3. Filters Out Uninteresting Rules: By considering lift, one can filter out rules that appear strong in terms of support and confidence but are actually weak due to the commonness of the items involved. This helps in focusing on truly interesting and actionable rules.

4. Provides a Normalized Measure: Lift provides a normalized measure that is independent of the dataset size. This makes it easier to compare rules across different datasets or subsets of a dataset.

5. Useful in Market Basket Analysis: In market basket analysis, lift helps in identifying product combinations that are bought together more frequently than expected. This can inform decisions about product placement, bundling, and promotions.

.

Q2. What is suppoert and confidence? How do you calculate them?

Support
Support is a measure used in association rule mining to indicate how frequently an itemset appears in the dataset. It helps in identifying how common a particular itemset is within all the transactions.

Calculation:
Support(A) = (Number of transactions containing a) / Total number of transactions.

Confidence
Confidence is a measure used in association rule mining to evaluate the reliability of an association rule. It indicates the likelihood of the consequent given that the antecedent is already present in the transaction. Essentially, it measures how often items in the consequent appear in transactions that contain the antecedent.

Calculation:
Confidence (A → B) = Support (A∪B) / Support (A)



.

Q3. What are some limitations or challenges of Association rules mining?

Association rule mining is a powerful technique for discovering interesting relationships between variables in large datasets. However, it also has several limitations and challenges:

1. Scalability:

Computational Complexity: As the dataset grows larger, the number of possible itemsets increases exponentially. This makes the computation of frequent itemsets and association rules very resource-intensive in terms of time and memory.

High Dimensionality: Datasets with a large number of items can lead to a very high-dimensional search space, which can be computationally prohibitive to explore fully.

2. Redundancy :

Too Many Rules: Association rule mining can generate an overwhelming number of rules, many of which may be redundant or not particularly interesting. Filtering out irrelevant rules can be challenging.

Redundant Rules: Many generated rules may convey similar information. 

3. Interpretability :

Complex Rules: Some rules may be complex and difficult to interpret, especially if they involve a large number of items. This can make it hard for users to draw actionable insights.

Threshold Setting: Choosing appropriate thresholds for support and confidence is often non-trivial. Too high a threshold might miss interesting rules, while too low a threshold might include too many uninteresting rules.

4.  Data Quality :

Missing Values: Datasets often contain missing or incomplete data, which can affect the accuracy of the discovered rules.

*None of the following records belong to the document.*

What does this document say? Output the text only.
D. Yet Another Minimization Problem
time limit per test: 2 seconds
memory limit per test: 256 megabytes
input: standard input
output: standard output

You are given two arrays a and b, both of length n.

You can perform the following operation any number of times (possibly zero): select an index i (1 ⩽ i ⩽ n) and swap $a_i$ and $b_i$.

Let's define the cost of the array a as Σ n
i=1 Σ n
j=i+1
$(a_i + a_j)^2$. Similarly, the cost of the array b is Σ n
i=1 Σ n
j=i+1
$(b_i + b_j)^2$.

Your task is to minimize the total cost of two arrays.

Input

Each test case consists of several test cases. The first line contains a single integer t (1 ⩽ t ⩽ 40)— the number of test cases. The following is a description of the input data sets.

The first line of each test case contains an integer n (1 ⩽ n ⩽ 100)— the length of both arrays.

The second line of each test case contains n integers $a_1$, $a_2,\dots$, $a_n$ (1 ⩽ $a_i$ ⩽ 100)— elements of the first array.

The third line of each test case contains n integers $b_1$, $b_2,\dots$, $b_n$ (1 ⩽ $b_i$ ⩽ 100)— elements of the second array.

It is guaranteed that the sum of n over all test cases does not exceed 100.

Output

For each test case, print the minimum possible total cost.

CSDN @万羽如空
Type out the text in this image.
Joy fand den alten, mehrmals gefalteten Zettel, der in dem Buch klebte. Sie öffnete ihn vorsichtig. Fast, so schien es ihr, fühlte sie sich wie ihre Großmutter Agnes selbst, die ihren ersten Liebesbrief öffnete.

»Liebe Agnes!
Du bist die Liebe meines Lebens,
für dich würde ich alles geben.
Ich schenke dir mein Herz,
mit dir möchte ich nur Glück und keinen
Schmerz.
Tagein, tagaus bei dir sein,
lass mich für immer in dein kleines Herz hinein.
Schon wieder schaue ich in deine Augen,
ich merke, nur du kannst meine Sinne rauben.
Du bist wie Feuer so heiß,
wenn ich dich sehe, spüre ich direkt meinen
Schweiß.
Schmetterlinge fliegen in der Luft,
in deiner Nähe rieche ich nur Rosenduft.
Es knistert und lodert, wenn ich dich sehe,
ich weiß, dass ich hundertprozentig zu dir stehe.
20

Noisy Data: Noise and outliers in the data can lead to misleading association rules. Proper preprocessing is necessary to mitigate this issue.

5. Sparsity :

Sparse Data: In datasets with many items, most transactions will only contain a small subset of the possible items. This sparsity can make it difficult to find meaningful and statistically significant associations.